Тема прощания долго занимала его. Она, естественно, влекла к воспоминаниям личного характера, а это должно было придать психологическую окраску всему роману. Козаков считал, что уже по одному тому, какой материал действительности выбран для романа, можно судить о мироощущении писателя, - выбор как бы объясняет интересы автора, и оттого в любом художественном произведении в той или другой степени звучит "исповедь". Я всегда был склонен тоже так думать и, когда рассматриваю роман Козакова, отчетливо вижу следы влияния материала, выбранного им на первых порах работы: тут много заложено автобиографического начала, очень многое толкает автора к "исповеди", к прощанию с лично пережитым и оставленным в прошлом. Если бы этот материал личного жизненного опыта взял перевес, роман сузился бы до истории отдельных жизней или семейств, переданной описательно либо "психологизированно", хотя бы и на фоне событий эпохи.
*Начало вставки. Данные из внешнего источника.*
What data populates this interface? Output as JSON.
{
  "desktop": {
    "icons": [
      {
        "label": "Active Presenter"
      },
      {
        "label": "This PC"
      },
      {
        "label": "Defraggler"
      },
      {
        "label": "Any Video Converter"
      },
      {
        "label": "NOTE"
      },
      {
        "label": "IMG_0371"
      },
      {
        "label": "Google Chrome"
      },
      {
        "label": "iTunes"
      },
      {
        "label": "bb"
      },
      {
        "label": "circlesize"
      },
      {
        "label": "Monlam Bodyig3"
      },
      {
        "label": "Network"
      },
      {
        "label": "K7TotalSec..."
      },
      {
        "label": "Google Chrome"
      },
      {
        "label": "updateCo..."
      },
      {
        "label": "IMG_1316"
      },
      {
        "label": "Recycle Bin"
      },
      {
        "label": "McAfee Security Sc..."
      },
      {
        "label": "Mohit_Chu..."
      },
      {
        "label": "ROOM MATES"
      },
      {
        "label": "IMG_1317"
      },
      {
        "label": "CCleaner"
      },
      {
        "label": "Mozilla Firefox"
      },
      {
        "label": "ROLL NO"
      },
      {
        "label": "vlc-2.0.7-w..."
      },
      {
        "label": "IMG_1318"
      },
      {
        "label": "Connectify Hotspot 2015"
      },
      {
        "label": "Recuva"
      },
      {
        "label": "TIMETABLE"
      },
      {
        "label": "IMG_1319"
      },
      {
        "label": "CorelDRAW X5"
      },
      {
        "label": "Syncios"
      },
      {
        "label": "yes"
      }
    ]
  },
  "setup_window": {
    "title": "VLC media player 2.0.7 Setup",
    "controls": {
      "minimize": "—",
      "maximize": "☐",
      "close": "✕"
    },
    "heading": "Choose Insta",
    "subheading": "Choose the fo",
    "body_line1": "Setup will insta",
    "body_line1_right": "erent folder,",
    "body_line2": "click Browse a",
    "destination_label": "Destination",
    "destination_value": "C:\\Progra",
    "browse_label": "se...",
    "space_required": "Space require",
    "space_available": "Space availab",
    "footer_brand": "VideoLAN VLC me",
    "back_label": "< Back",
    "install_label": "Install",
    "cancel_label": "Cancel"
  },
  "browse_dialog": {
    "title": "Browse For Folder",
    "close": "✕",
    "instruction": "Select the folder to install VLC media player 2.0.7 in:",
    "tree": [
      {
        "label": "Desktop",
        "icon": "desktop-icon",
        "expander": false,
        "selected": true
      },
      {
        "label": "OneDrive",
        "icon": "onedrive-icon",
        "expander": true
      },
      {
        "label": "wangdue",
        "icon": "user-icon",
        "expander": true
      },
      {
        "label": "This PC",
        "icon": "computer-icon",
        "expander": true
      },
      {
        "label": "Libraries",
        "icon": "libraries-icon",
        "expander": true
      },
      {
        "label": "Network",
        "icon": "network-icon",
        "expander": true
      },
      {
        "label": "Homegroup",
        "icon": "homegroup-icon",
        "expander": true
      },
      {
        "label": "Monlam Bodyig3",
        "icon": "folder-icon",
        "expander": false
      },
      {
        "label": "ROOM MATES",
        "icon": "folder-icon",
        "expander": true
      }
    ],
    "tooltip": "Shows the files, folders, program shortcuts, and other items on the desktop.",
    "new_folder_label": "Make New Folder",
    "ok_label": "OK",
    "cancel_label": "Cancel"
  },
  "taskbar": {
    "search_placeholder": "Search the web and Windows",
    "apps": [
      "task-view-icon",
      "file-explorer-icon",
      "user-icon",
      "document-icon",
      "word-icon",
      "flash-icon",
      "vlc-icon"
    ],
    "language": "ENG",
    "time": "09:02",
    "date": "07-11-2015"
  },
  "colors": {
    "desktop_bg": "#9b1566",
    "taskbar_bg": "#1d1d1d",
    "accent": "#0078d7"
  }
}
Но Козаков постепенно менял свое отношение к задаче и в конце концов переоценил ее в корне, выработав и новые для себя средства повествования.
Общественная жизнь выступила в романе из слитного фона на крупный план, и явления ее показываются целыми главами. Связи героев с событиями укрепились. Уже не один кадет Карабаев со своим братом заводчиком действуют перед читателем, а кадетская партия, думские фракции, буржуазия. Не один Ваулин как революционер интересует автора, но и организующая революцию работа большевиков, рабочее движение, борьба пролетариата. Ре в одном жандармском писаре, охраннике Кандуше воплощается царская машина подавления революции, но вся эта машина, с ее тюремными винтами, кандальными, цепными передачами шестерней, рычагами в руках царских помощников, громыхает точно под каждой страницей книги, рассказывающей о тоске по свободе и борьбе за нее сильных, чистых героев этой повести. Больше стало в ней драматического напряжения, жизнь личностей уступила первенство противоречиям событий, общая проблема времени вобрала в себя проблемы частных судеб. Появилась народная, объективная интерпретация эпохи на смену "прощания" с прошлой жизнью героев и самого автора. Все меньше оставалось в романе исповеди по мере продвижения работы над ним, все больше занимала места история. И если взглянуть на писательский путь Козакова в целом, то и от прежней манеры его письма уже почти ничего не осталось в "Крушении империи".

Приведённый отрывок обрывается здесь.